Building high-end 'tables cheap at Home Despot II


“For those who want the moon but can't afford it or those who can afford it but like to have fun and work with their hands, I'm willing to give out a recipe for a true high-end 'table which is easy to do, and fun to make as sky's the limit on design/creativity! The cost of materials, including 'table, is roughly $200 (depending, more or less), and add to that a Rega tonearm. The results are astonishing. I'll even tell/show you how to make chipboard look like marble and fool and impress all your friends. If there's interest I'll get on with this project, if not, I'll just continue making them in my basement. The next one I make will have a Corian top and have a zebra stripe pattern! Fun! Any takers?”

The Lead in “Da Thread” as posted by Johnnantais - 2-01-04

Let the saga continue. Sail on, oh ships of Lenco!
mario_b
Jean,
I am very interested in your rumble tests, but I am not too clear on the plinth you did the tests with. Is it your Giant lenco or did you use an older lighter version?
In other words should you need to go substantially beyond The Giant plinth?
Peter
Hi Peter: the experiment was not mine, but reported by someone else on the Hi Fi World forum, and I am guessing the mass was nowhere near that of a Giant Lenco. This report is merely corroboration for what I have already heard: a LARGE improvement in every way with the extra added mass. A "small" (40-pound) Lenco was already unthinkably good, easily crushing a VPI TNT MKII for instance, and in musical terms pretty well everything else in the world (barring other large idler-wheel drives), and in terms of noise too. A Giant at 70 pounds is much better (beyond any known limits so far, but then, so was the 40-pounder ;-)), and I am working on a true Giant, at roughly 100 pounds, to enable me to mount three tonearms at a time: I got it bad!!! I have no idea what the extra 30 pounds or so will gain me sonically (diminishing returns?), I'm building it to accomodate my Maplenoll tonearm as well as two others. I have a G88 to work with for which I will cannibalize the parts from an L78 or L75 (newer motors are better, and metal idlerwheel and carrier arm). When this Beast is ready I will report on whether improvements are even audible!! This extra mass is only truly effective/audible when combined with Direct Coupling.
Adding to the detective work on tracking down sources of rumble comes a poster over at Lenco Lovers who pierced my “stuck-on-stupid” consciousness like a lightning bolt – with the observation that rumbling cutters can be faithfully recorded in the grooves.

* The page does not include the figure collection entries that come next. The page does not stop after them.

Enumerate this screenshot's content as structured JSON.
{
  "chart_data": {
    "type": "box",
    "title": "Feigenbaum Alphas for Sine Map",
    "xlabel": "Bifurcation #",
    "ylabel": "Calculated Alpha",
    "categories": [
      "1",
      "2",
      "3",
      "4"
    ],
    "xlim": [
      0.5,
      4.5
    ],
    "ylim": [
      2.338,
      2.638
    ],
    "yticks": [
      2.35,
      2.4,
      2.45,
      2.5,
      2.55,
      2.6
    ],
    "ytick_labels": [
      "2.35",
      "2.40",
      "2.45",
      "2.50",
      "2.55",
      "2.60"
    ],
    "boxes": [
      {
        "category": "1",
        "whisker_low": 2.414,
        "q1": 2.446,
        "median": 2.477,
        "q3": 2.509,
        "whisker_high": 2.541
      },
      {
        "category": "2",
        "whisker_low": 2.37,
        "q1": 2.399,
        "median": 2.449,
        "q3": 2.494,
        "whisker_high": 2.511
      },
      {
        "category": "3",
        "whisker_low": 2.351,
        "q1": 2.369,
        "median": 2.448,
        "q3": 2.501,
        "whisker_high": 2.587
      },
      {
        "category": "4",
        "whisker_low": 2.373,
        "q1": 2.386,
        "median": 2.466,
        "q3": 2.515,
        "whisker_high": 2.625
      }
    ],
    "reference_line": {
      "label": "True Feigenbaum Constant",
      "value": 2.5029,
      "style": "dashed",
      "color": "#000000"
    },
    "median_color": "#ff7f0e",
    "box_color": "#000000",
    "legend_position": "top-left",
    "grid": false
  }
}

Had I been hauling my mass plinthed Lenco back and forth to the workbench these past months because it was actually an over-retriever?

To be sure, this area ushers in a host of new variables, many untrackable cold case files because nearly all of the witnesses are dead. What cutters? Scullys? At RCA? When did idler-driven lathes commence? End? Were some better plinthed or dampened? Does a phono cart’s VTA need to match the cutter’s to dig out recorded rumble?

Certainly, the “real world” signal to noise ratio makes this a phenomenon more pronounced in classical recordings because of distant mic placements and soft dynamics. But that seems to be the case regardless of the source of unwanted transmission.

This will be a difficult case crack. But over time and with continuing improvements to the Lenco, it is any area that greater light may be shed on.

A. Conan Doyle’s empiricism may be apt:
“When one rules out all the probable causes, whatever is left, however improbable, is correct.”
Hyperbole?! WHAT hyperbole ;-)!?! Up here nuthin' going on but angels clustering in my living-room every night to get a taste of the Heaven they are away from on assignment for the moment.

Hi Mario: I had warned against recorded rumble several times on Da Thread, that the Mighty Lenco (and other idler-wheel drives) has no lower limits and so retrieves recorded rumble, Deccas being especally bad in this respect. The danger being, of course, that the 'table is dismissed for having TOO MUCH bass resolution (and the greater the mass the better/worse it is). On several recordings, I can hear people walking by on other floors of the same building, and opening and closing doors...the shifting of air masses is being picked up!! Now THAT's low-frequency resolution. But one must be very careful not to throw the Mighty Baby out with the bathwater, and take care that the rumble one hears is in fact coming from the turntable and not from the recording. Along with that type of rumble/noise comes, mind-blowing bass, of course.